One is a family with two children, both slightly younger than mine.  The mother and I are friends, and so she has followed my research and experiences with interest.  When she raised the option of Gaelic medium education with her family they were very positive about it, but the first question – as she knew it would be – was, “but what about their religious education?”  And this is a large part of her reserves about going down this route.  She knows that she can take her children to church and still provide that religious instruction for them, but her experiences of school will be different, the preparation for their first communion in primary four will be different (and I’m sure there are many other aspects that she must consider in relation to this too, these were simply the first things she mentioned to me).  Choosing to send her children there has added implications for her, if you like.

Other families have found that the decision to go for GME hasn’t been an easy one, though I suppose it rarely is.  When local schools are good, it can be hard to break from “the norm” especially when the question of religious education complicates matters. The lack of Catholic teaching at the Gaelic school becomes a consideration but, as several mothers said to me, the responsibility of their child’s religious education is their own, and one pointed out that lately, in her experience, the children do not go through their first communion as a class but at their local parish church so perhaps there isn’t the same “need” to send your child to a Catholic school.

The debate surrounding faith schools is one that can bring with it strong feelings, and I’m not looking to get bogged down in complex arguments, but I do wonder how other parents have handled this issue and whether there are parents out there who would have chosen GME but for the lack of Catholic instruction in the school.

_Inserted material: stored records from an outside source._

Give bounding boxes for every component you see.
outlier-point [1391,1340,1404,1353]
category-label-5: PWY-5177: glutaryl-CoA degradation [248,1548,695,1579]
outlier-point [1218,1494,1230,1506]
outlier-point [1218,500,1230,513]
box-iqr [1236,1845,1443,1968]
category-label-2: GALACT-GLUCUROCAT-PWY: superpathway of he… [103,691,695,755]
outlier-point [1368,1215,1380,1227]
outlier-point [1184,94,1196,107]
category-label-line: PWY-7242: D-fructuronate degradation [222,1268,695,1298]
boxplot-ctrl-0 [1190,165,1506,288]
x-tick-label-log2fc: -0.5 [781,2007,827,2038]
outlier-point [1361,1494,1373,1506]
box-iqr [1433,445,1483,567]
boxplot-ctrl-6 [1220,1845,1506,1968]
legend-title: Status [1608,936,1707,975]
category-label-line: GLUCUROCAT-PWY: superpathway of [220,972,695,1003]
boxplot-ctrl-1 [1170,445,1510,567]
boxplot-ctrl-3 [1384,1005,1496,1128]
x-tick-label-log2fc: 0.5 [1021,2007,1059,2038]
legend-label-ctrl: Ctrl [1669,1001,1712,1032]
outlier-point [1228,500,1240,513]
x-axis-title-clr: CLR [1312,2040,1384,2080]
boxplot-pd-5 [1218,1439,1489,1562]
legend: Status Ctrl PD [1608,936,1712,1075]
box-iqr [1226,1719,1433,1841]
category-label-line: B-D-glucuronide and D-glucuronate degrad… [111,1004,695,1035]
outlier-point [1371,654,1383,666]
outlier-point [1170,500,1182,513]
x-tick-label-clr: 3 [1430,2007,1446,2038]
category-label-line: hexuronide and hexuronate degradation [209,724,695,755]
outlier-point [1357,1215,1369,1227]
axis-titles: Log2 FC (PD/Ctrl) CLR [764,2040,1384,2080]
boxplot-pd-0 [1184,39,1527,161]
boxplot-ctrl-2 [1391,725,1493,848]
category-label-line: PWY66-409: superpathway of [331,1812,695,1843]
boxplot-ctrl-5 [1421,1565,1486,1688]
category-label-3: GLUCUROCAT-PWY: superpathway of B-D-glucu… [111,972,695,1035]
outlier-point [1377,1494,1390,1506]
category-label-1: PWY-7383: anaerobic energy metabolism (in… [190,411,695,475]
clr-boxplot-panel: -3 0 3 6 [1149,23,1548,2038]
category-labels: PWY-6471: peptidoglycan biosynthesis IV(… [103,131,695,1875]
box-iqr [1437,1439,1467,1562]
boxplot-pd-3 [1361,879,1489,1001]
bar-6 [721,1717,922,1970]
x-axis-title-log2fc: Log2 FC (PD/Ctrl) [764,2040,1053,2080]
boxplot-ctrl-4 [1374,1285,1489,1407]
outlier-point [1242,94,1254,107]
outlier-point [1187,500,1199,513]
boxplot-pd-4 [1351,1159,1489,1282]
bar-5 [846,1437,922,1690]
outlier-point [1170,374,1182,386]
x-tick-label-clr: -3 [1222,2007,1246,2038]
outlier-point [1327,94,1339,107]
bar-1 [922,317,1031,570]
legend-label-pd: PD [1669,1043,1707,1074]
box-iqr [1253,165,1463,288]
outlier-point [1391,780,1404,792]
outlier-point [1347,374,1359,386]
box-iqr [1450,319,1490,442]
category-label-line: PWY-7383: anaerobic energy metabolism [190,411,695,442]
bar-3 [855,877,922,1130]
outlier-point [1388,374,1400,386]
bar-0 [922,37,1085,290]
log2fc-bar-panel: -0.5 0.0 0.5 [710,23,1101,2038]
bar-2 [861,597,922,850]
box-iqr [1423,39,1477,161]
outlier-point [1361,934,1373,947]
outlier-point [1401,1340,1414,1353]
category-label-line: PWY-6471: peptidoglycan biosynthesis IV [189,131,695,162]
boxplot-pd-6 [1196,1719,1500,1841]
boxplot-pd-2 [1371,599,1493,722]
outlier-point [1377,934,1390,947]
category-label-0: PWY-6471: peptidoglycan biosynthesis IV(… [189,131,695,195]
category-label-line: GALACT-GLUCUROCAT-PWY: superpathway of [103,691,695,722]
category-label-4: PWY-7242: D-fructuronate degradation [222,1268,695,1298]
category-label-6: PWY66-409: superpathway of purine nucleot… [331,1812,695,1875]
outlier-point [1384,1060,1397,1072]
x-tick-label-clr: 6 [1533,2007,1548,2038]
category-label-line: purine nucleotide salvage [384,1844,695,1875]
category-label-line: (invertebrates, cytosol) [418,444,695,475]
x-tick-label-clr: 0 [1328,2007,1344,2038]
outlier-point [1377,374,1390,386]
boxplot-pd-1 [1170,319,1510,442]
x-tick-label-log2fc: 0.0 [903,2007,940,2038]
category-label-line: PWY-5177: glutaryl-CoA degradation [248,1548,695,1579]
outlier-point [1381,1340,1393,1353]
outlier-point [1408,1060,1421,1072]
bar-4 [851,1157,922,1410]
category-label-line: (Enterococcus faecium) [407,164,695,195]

Do we dare to dream that GME will one day be so mainstream that the powers that be would even consider opening a Catholic Gaelic school – not because I feel we need denominational education (because to be honest, I don’t) but because it means that there is a significant, accepted demand for Gaelic?

We don’t know what the future holds and in the meantime each family must make their own decision.  For me, I’m glad we have started down this path and I look forward to all the challenges, opportunities and adventures to come.